Marteen Smeets, lui, ne s’intéresse ni à Datadog ni à GitLab pour l’automatisation de la sécurité.

« En tant que [fournisseur de services], j’utiliserai toujours les meilleurs outils de sécurité – nous utilisons Snyk, Veracode, etc. Je chercherais davantage à savoir comment GitLab et Datadog peuvent s’intégrer avec ces outils plutôt que de me tourner vers leurs offres ».

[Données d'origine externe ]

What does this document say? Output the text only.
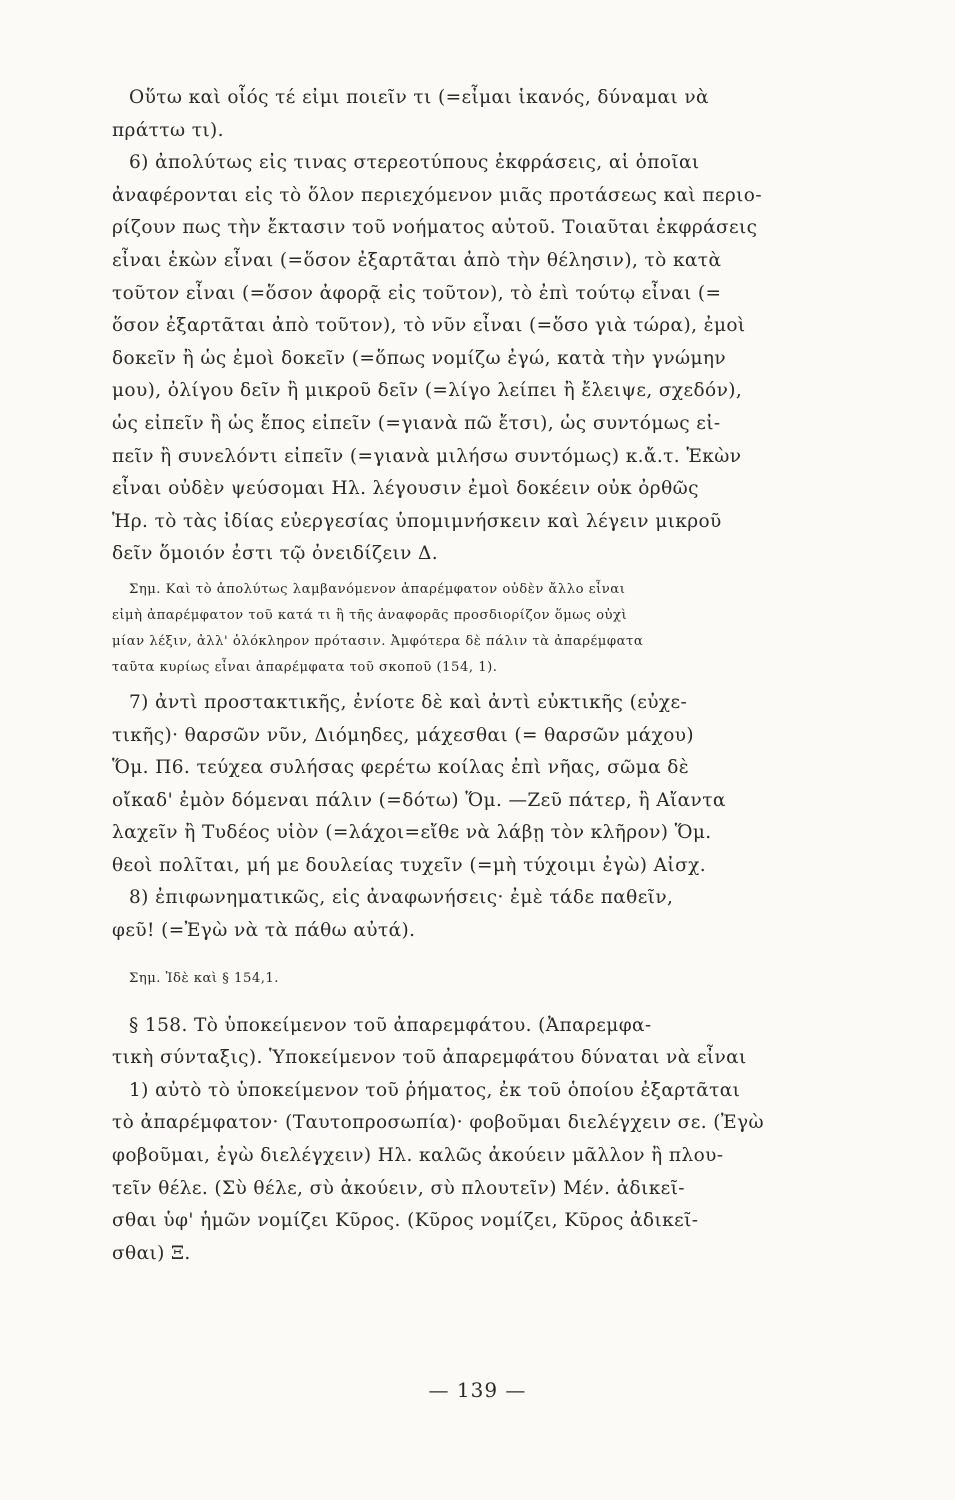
Οὕτω καὶ οἷός τέ εἰμι ποιεῖν τι (=εἶμαι ἱκανός, δύναμαι νὰ
πράττω τι).
6) ἀπολύτως εἰς τινας στερεοτύπους ἐκφράσεις, αἱ ὁποῖαι
ἀναφέρονται εἰς τὸ ὅλον περιεχόμενον μιᾶς προτάσεως καὶ περιο-
ρίζουν πως τὴν ἔκτασιν τοῦ νοήματος αὐτοῦ. Τοιαῦται ἐκφράσεις
εἶναι ἑκὼν εἶναι (=ὅσον ἐξαρτᾶται ἀπὸ τὴν θέλησιν), τὸ κατὰ
τοῦτον εἶναι (=ὅσον ἀφορᾷ εἰς τοῦτον), τὸ ἐπὶ τούτῳ εἶναι (=
ὅσον ἐξαρτᾶται ἀπὸ τοῦτον), τὸ νῦν εἶναι (=ὅσο γιὰ τώρα), ἐμοὶ
δοκεῖν ἢ ὡς ἐμοὶ δοκεῖν (=ὅπως νομίζω ἐγώ, κατὰ τὴν γνώμην
μου), ὀλίγου δεῖν ἢ μικροῦ δεῖν (=λίγο λείπει ἢ ἔλειψε, σχεδόν),
ὡς εἰπεῖν ἢ ὡς ἔπος εἰπεῖν (=γιανὰ πῶ ἔτσι), ὡς συντόμως εἰ-
πεῖν ἢ συνελόντι εἰπεῖν (=γιανὰ μιλήσω συντόμως) κ.ἄ.τ. Ἑκὼν
εἶναι οὐδὲν ψεύσομαι Ηλ. λέγουσιν ἐμοὶ δοκέειν οὐκ ὀρθῶς
Ἡρ. τὸ τὰς ἰδίας εὐεργεσίας ὑπομιμνήσκειν καὶ λέγειν μικροῦ
δεῖν ὅμοιόν ἐστι τῷ ὀνειδίζειν Δ.
Σημ. Καὶ τὸ ἀπολύτως λαμβανόμενον ἀπαρέμφατον οὐδὲν ἄλλο εἶναι
εἰμὴ ἀπαρέμφατον τοῦ κατά τι ἢ τῆς ἀναφορᾶς προσδιορίζον ὅμως οὐχὶ
μίαν λέξιν, ἀλλ' ὁλόκληρον πρότασιν. Ἀμφότερα δὲ πάλιν τὰ ἀπαρέμφατα
ταῦτα κυρίως εἶναι ἀπαρέμφατα τοῦ σκοποῦ (154, 1).
7) ἀντὶ προστακτικῆς, ἐνίοτε δὲ καὶ ἀντὶ εὐκτικῆς (εὐχε-
τικῆς)· θαρσῶν νῦν, Διόμηδες, μάχεσθαι (= θαρσῶν μάχου)
Ὅμ. Π6. τεύχεα συλήσας φερέτω κοίλας ἐπὶ νῆας, σῶμα δὲ
οἴκαδ' ἐμὸν δόμεναι πάλιν (=δότω) Ὅμ. —Ζεῦ πάτερ, ἢ Αἴαντα
λαχεῖν ἢ Τυδέος υἱὸν (=λάχοι=εἴθε νὰ λάβῃ τὸν κλῆρον) Ὅμ.
θεοὶ πολῖται, μή με δουλείας τυχεῖν (=μὴ τύχοιμι ἐγὼ) Αἰσχ.
8) ἐπιφωνηματικῶς, εἰς ἀναφωνήσεις· ἐμὲ τάδε παθεῖν,
φεῦ! (=Ἐγὼ νὰ τὰ πάθω αὐτά).
Σημ. Ἰδὲ καὶ § 154,1.
§ 158. Τὸ ὑποκείμενον τοῦ ἀπαρεμφάτου. (Ἀπαρεμφα-
τικὴ σύνταξις). Ὑποκείμενον τοῦ ἀπαρεμφάτου δύναται νὰ εἶναι
1) αὐτὸ τὸ ὑποκείμενον τοῦ ῥήματος, ἐκ τοῦ ὁποίου ἐξαρτᾶται
τὸ ἀπαρέμφατον· (Ταυτοπροσωπία)· φοβοῦμαι διελέγχειν σε. (Ἐγὼ
φοβοῦμαι, ἐγὼ διελέγχειν) Ηλ. καλῶς ἀκούειν μᾶλλον ἢ πλου-
τεῖν θέλε. (Σὺ θέλε, σὺ ἀκούειν, σὺ πλουτεῖν) Μέν. ἀδικεῖ-
σθαι ὑφ' ἡμῶν νομίζει Κῦρος. (Κῦρος νομίζει, Κῦρος ἀδικεῖ-
σθαι) Ξ.
— 139 —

Les acteurs de l’observabilité s’immiscent dans l’écosystème DevSecOps

En acquérant une plateforme DevSecOps telle que GitLab, Datadog serait également en mesure d’égaler les fonctionnalités offertes par Dynatrace, son rival en matière d’observabilité. Celui-ci peut déclencher l’orchestration de l’infrastructure cloud et les pipelines CI/CD grâce à ses outils Cloud Operations et AutomationEngine. Datadog et Dynatrace se sont toutes deux développées au cours des cinq dernières années dans le domaine de l’observabilité et de l’automatisation de la sécurité, un autre domaine de chevauchement naturel entre Datadog et GitLab.

Datadog a déjà été agressif dans l’expansion de ses activités par le biais d’acquisitions, rappelle Jim Mercer d’IDC. Il a réalisé 10 rachats au cours des cinq dernières années.

« Aucune d’entre elles n’a été aussi importante que GitLab », rappelle l’analyste. « GitLab conférerait à Datadog une forte présence auprès des développeurs et pourrait lui permettre de devenir un acteur beaucoup plus important. Cela lui permettrait de contrôler à la fois le côté développement et le côté exploitation du pipeline DevOps ».

Par ailleurs, un ingénieur logiciel senior qui a travaillé avec GitLab dans plusieurs entreprises s’est dit sceptique quant à l’éventualité d’une transaction et, le cas échéant, quant au fait que Datadog en soit l’acquéreur.

Selon lui, Google serait l’acquéreur le plus logique compte tenu de son partenariat existant avec GitLab. L’ingénieur logiciel a requis l’anonymat, car il n’est pas autorisé à représenter son employeur actuel dans la presse. À titre d’exemple, il mentionne l’intégration de GitLab avec les modèles d’IA générative de Google et celle de Vertex AI avec son assistant d’IA GitLab Duo comme exemples de leur relation étroite.

Mais de nombreux clients de GitLab le choisissent en raison de ses contrôles de sécurité et de confidentialité pour les entreprises. Et le fait qu’il est maintenu jusqu’à présent des solutions SaaS et on premise (une option populaire chez les clients français de GitLab N.D.L.R.) pourrait entrer en conflit avec les habitudes des acteurs comme Datadog (adepte du replatforming) et (dans une moindre mesure) de Google Cloud, considère l’ingénieur logiciel.

Étant donné qu’il s’agit d’une société cotée en bourse, les dirigeants de GitLab « ont le devoir fiduciaire d’examiner une offre », déclare-t-il. « Mais ils sont dans une bonne position financière, et peut-être que [quelqu’un] a les liquidités nécessaires pour faire une offre folle. Mais à moins que cela ne se produise, je n’y vois pas d’intérêt ».